Disparities between NASBench-201 and NATS-Bench papers
Mirofil opened this issue · comments
Hello,
I noticed the final accuracies of searched models in the NATS-Bench paper are generally quite a bit higher than in the original NASBench-201 paper especially for the weight sharing methods. I assume that is because the hyperparameters for those were changed (I see there is a note about that in the second paper)?
Furthermore, the NASBench 201 paper has Table 6 in the Appendix which shows ~90% correlation of the 12-epochs training protocol with the performance of the 200-epochs training. However, when I try to reproduce it on NATS-Bench, I get only ~80%. Do you know if that is intended?
Thanks in advance
Thanks for your interest.
For the first question, there are three reasons:
- In NATS-Bench, we search on every dataset, e.g., we search on CIFAR-100 and report the searched architecture's CIFAR-100 accuracy. However, in NAS-Bench-201, we only search on CIFAR-10 and report the performance of CIFAR-10-searched architecture on three datasets.
- Some hyperparameters and implementation details are upgraded.
- For multi-trial-based search methods, we set a different time budget on CIFAR-100 / ImageNet-16-120. See caption of Figure 7.

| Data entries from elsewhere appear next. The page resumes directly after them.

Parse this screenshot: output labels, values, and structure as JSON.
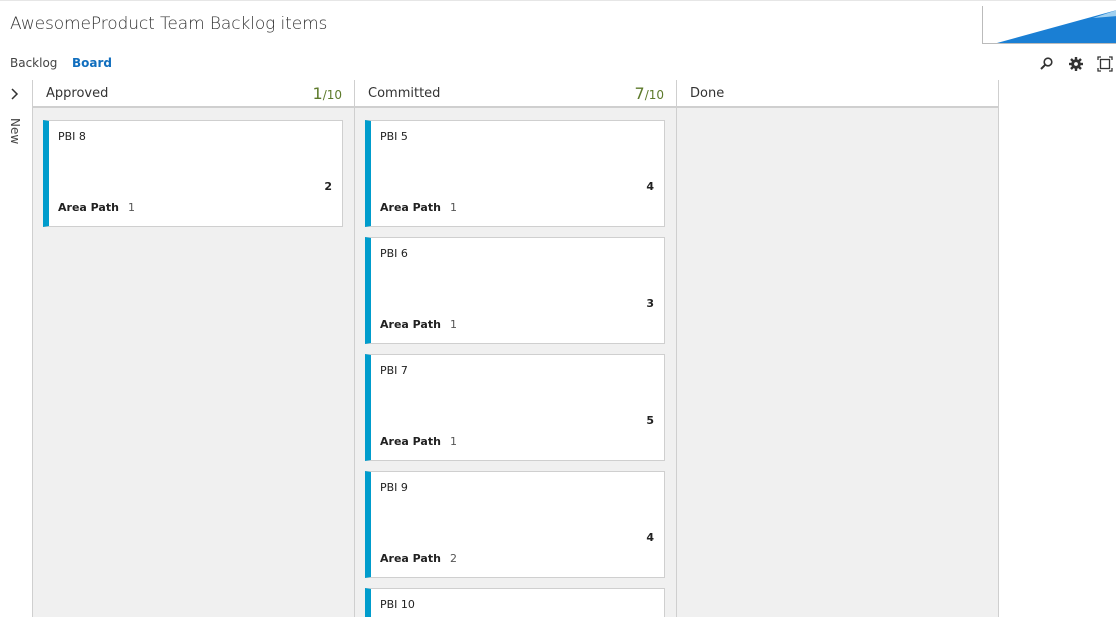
{
  "header": {
    "title": "AwesomeProduct Team Backlog items"
  },
  "nav": {
    "backlog": "Backlog",
    "board": "Board"
  },
  "toolbar": {
    "icons": [
      "search-icon",
      "gear-icon",
      "fullscreen-icon"
    ]
  },
  "swimlane": {
    "label": "New"
  },
  "columns": [
    {
      "name": "Approved",
      "count": "1",
      "limit": "/10",
      "cards": [
        {
          "title": "PBI 8",
          "estimate": "2",
          "field_label": "Area Path",
          "field_value": "1"
        }
      ]
    },
    {
      "name": "Committed",
      "count": "7",
      "limit": "/10",
      "cards": [
        {
          "title": "PBI 5",
          "estimate": "4",
          "field_label": "Area Path",
          "field_value": "1"
        },
        {
          "title": "PBI 6",
          "estimate": "3",
          "field_label": "Area Path",
          "field_value": "1"
        },
        {
          "title": "PBI 7",
          "estimate": "5",
          "field_label": "Area Path",
          "field_value": "1"
        },
        {
          "title": "PBI 9",
          "estimate": "4",
          "field_label": "Area Path",
          "field_value": "2"
        },
        {
          "title": "PBI 10",
          "estimate": "",
          "field_label": "",
          "field_value": ""
        }
      ]
    },
    {
      "name": "Done",
      "count": "",
      "limit": "",
      "cards": []
    }
  ],
  "colors": {
    "card_accent": "#009ccc",
    "link_active": "#106ebe",
    "limit_text": "#5d7a2b"
  }
}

- The benchmark files are updated.
For the second question, I just have a try on my side, it is about 91%. Please see my demo code here: https://github.com/D-X-Y/AutoDL-Projects/blob/main/notebooks/NATS-Bench/issue-96.ipynb
Let me know if you have any questionos.
Hello,
thanks for the detailed answer. It appears the issue is that I was tracking Spearman correlation rather than Pearson - like that, the correlation is slightly lower at around 80%. But I was able to get the 90+% with Pearson as you did
Thanks!
Good to know that! Yeap, a ranking correlation (e.g., Spearman) is more suitable for this case, thus we have switched to Kendall rank correlation coefficient in NATS-Bench :)